WASHINGTON (Army News Service, Nov. 9, 2006) - The Army's new advertising campaign will begin with the launch of three television ads Nov. 9, just before Veterans Day.

"Army Strong," a 30- and 60-second English-language spot, showcases powerful images from the lives of Soldiers. "Interview," a 30-second English-language spot, and "Entrevista," a 30-second Spanish-language spot, feature the story and transformation of a Soldier through his and his parents' own words.

Army Strong is inspired by the heart of the Army: the Soldier, according to Jonathan Cranin, creative director for McCann Worldgroup, the Army's marketing communications agency.

To identify the defining character of today's Soldiers and the motivations of tomorrow's Soldiers, McCann Worldgroup held in-depth research among future Soldiers and their influencers, and interacted with hundreds of current Soldiers. The creative team also took part in a three-day mini basic combat training at Fort Jackson, S.C.

"This allowed us, if only for 80 hours, to stand in the boots of American Soldiers," said Cranin, who said those experiences led to the naming of "Army Strong" as the theme for the new ads.

"Army Strong tested extremely well in research, garnering some of the most positive feedback among prospective Soldiers that the Army has seen in years. The feedback was that this campaign - this brand of strength - provided a powerful and distinctive insight into what the Army offers its Soldiers," Cranin added.
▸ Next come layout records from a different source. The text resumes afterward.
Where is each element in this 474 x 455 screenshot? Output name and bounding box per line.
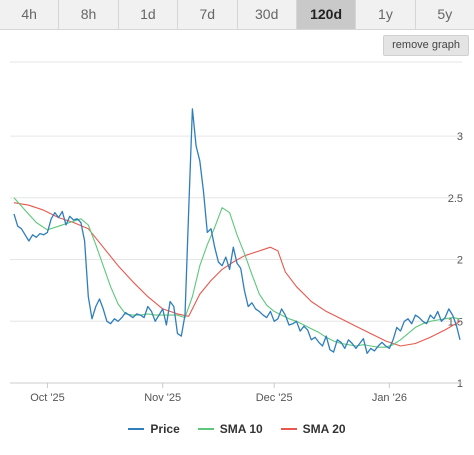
y-tick-label: 2	[457, 255, 463, 267]
y-tick-label: 1	[457, 378, 463, 390]
chart-legend: Price SMA 10 SMA 20	[0, 420, 474, 438]
series-line-sma-10	[13, 197, 461, 348]
legend-item-sma-20[interactable]: SMA 20	[280, 420, 346, 438]
tab-30d[interactable]: 30d	[238, 0, 297, 29]
legend-item-sma-10[interactable]: SMA 10	[197, 420, 263, 438]
x-tick-label: Oct '25	[30, 392, 65, 404]
y-tick-label: 2.5	[448, 193, 463, 205]
tab-1y[interactable]: 1y	[356, 0, 416, 29]
legend-swatch	[128, 428, 145, 430]
legend-item-price[interactable]: Price	[128, 420, 180, 438]
remove-graph-button[interactable]: remove graph	[383, 35, 469, 56]
timeframe-tabs: 4h 8h 1d 7d 30d 120d 1y 5y	[0, 0, 474, 30]
legend-label: SMA 20	[302, 422, 346, 436]
x-tick-label: Nov '25	[144, 392, 181, 404]
legend-swatch	[197, 428, 214, 430]
x-tick-label: Jan '26	[372, 392, 407, 404]
legend-label: SMA 10	[219, 422, 263, 436]
tab-5y[interactable]: 5y	[437, 6, 453, 22]
tab-8h[interactable]: 8h	[59, 0, 119, 29]
tab-1d[interactable]: 1d	[119, 0, 179, 29]
legend-swatch	[280, 428, 297, 430]
tab-7d[interactable]: 7d	[178, 0, 238, 29]
x-tick-label: Dec '25	[256, 392, 293, 404]
y-tick-label: 3	[457, 131, 463, 143]
series-line-price	[13, 108, 461, 355]
series-line-sma-20	[13, 202, 461, 347]
tab-120d[interactable]: 120d	[296, 0, 357, 29]
tab-4h[interactable]: 4h	[0, 0, 60, 29]
legend-label: Price	[150, 422, 180, 436]
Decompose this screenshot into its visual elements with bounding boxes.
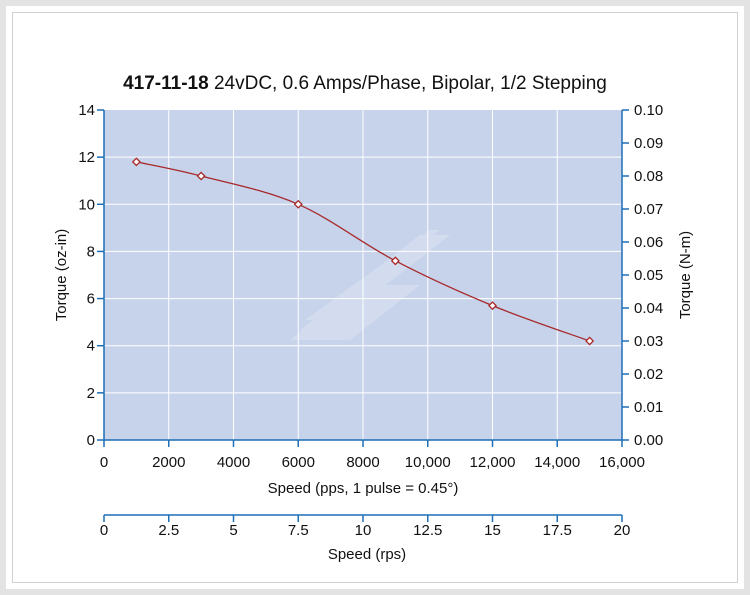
y2-tick-label: 0.05 [634,267,663,284]
watermark-stripe [305,255,425,320]
data-point-marker [196,171,206,181]
x2-tick-label: 15 [484,522,501,539]
y2-axis-title: Torque (N-m) [677,231,694,319]
y2-tick-label: 0.04 [634,300,663,317]
y-tick-label: 2 [87,385,95,402]
data-point-marker [390,256,400,266]
y2-tick-label: 0.03 [634,333,663,350]
x2-tick-label: 2.5 [158,522,179,539]
y-tick-label: 6 [87,291,95,308]
x-tick-label: 2000 [152,454,185,471]
y-tick-label: 14 [78,102,95,119]
y-tick-label: 8 [87,243,95,260]
y2-tick-label: 0.09 [634,135,663,152]
y2-tick-label: 0.02 [634,366,663,383]
series-layer [131,157,595,346]
x-tick-label: 16,000 [599,454,645,471]
chart-title-group: 417-11-18 24vDC, 0.6 Amps/Phase, Bipolar… [123,73,607,94]
y-tick-label: 0 [87,432,95,449]
chart-title-part-number: 417-11-18 [123,73,209,94]
x-tick-label: 10,000 [405,454,451,471]
axes: 0 2000 4000 6000 8000 10,000 12,000 14,000 16,00… [78,102,663,539]
x-tick-label: 0 [100,454,108,471]
data-point-marker [585,336,595,346]
x2-tick-label: 12.5 [413,522,442,539]
y2-tick-label: 0.00 [634,432,663,449]
y-tick-label: 4 [87,338,95,355]
data-point-marker [131,157,141,167]
data-point-marker [487,301,498,311]
chart-frame-inner [12,12,738,583]
x-tick-label: 14,000 [534,454,580,471]
x-tick-label: 8000 [346,454,379,471]
y-tick-label: 10 [78,196,95,213]
x2-tick-label: 5 [229,522,237,539]
chart-title-description: 24vDC, 0.6 Amps/Phase, Bipolar, 1/2 Step… [209,73,607,94]
x2-tick-label: 0 [100,522,108,539]
grid-lines [104,110,622,440]
data-point-marker [293,199,303,209]
x2-tick-label: 10 [355,522,372,539]
x2-tick-label: 17.5 [543,522,572,539]
watermark-stripe [300,230,440,330]
x-tick-label: 4000 [217,454,250,471]
x-tick-label: 6000 [282,454,315,471]
x2-tick-label: 20 [614,522,631,539]
x2-tick-label: 7.5 [288,522,309,539]
y2-tick-label: 0.07 [634,201,663,218]
y2-tick-label: 0.06 [634,234,663,251]
x2-axis-title: Speed (rps) [328,546,406,563]
y2-tick-label: 0.08 [634,168,663,185]
y-tick-label: 12 [78,149,95,166]
y2-tick-label: 0.01 [634,399,663,416]
chart-title: 417-11-18 24vDC, 0.6 Amps/Phase, Bipolar… [123,73,607,94]
y-axis-title: Torque (oz-in) [53,229,70,322]
watermark-stripe [330,235,450,305]
y2-tick-label: 0.10 [634,102,663,119]
x-axis-title: Speed (pps, 1 pulse = 0.45°) [268,480,459,497]
x-tick-label: 12,000 [470,454,516,471]
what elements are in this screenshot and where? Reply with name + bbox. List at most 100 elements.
All uniformed Soldiers in the new ads are real Soldiers.

"No actor could ever authentically convey the power and intensity of an Army Strong Soldier," said Cranin. "That's why every Soldier featured in the new Army Strong advertising campaign is an actual Soldier. While the spots include leading-edge technology and equipment, the focus is on the experiences of Soldiers."

The ads were shot during 14 days of casting calls and in-person interviews with hundreds of Soldiers at Fort Riley, Kan,; Fort Lewis, Wash.; and Camp Pendleton, Ca. Soldiers appearing in the ads were chosen to best represent the careers, skills, experiences and cultural diversity that comprises today's Army, Cranin said.

The original musical score in the ads includes undertones from the 29-member Soldiers Chorus of the U.S. Army Field Band, and is the work of Mark Isham.

The ads were directed by Samuel Bayer, who has produced videos for such artists as Green Day, Rolling Stones, Aerosmith, Sheryl Crow and Metallica. He has also created advertising campaigns for Nike, Coke, Pepsi, Nissan, Lexus and Mountain Dew.